Harry n'en croyait pas ses oreilles. Il imaginait son professeur préféré réduit à coucher dehors à cause de la bêtise de toute une société. Un profond sentiment de rage et d'injustice monta en lui. Il haï encore plus Ombrage si c'était possible.
Cette espèce de sale vieille…(il ne trouva pas de mot). C'est répugnant !
Sirius regardait dans le vide, la mâchoire crispée avec ce regard sombre qu'il prenait quand il était en colère. Il se tourna vers son filleul d'un air grave.

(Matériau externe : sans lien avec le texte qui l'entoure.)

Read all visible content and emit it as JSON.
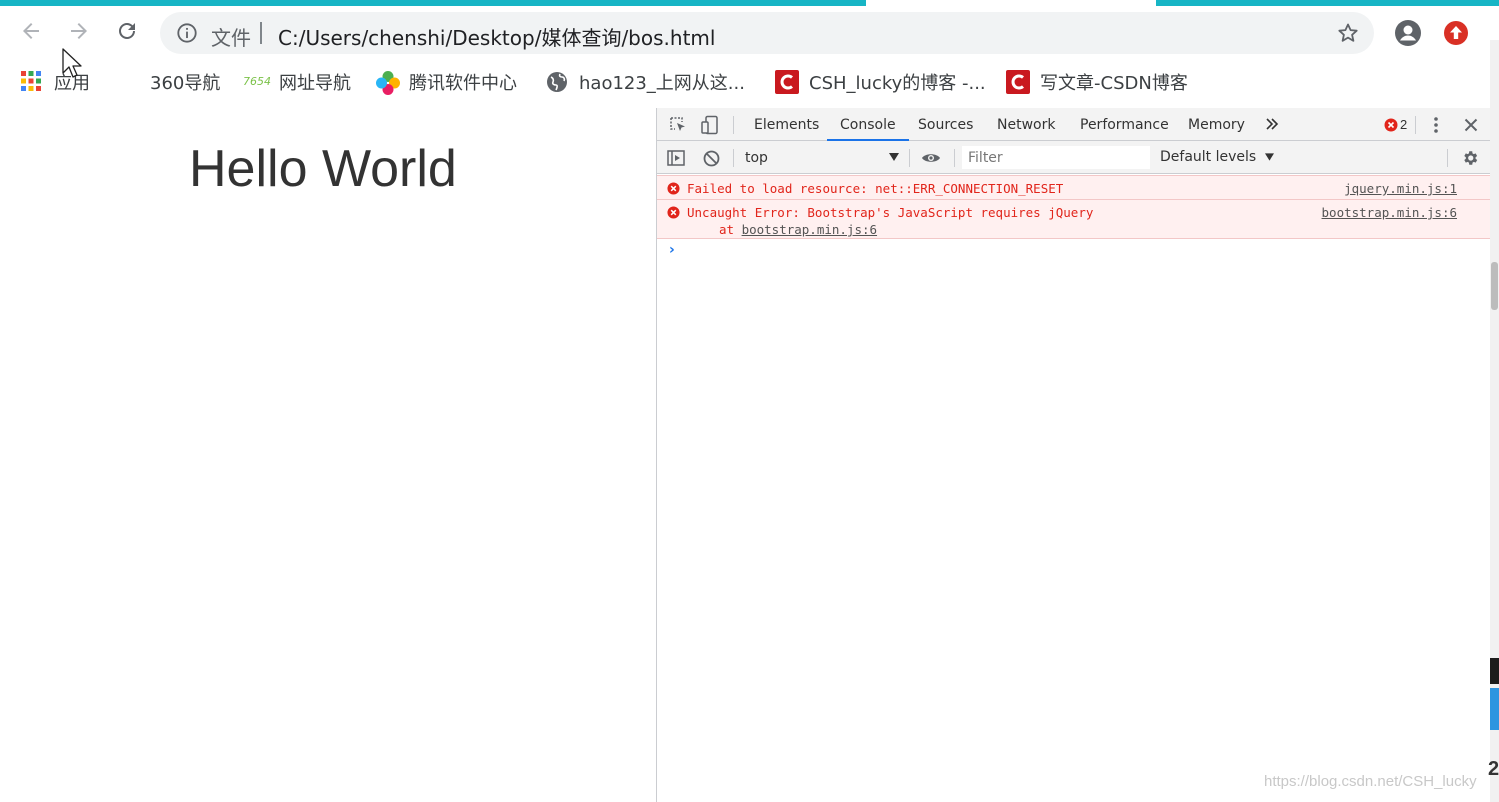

S'il te plaît, évite toute allusion à ce sujet devant Remus. Il refuse absolument d'en parler. Il a essayé de le cacher à tout le monde, même à moi. Mais quand Dumbledore m'a envoyé chez lui à la fin de l'année dernière, j'ai tout découvert. Je l'ai trouvé dans la rue.
Dés que j'ai pu récupérer cette maison, je lui ai proposé de vivre ici. Il ne pouvait pas faire autrement mais je sens bien que ça le gêne. Il n'en a pas l'air comme ça mais il est fier, aussi fier qu'un loup.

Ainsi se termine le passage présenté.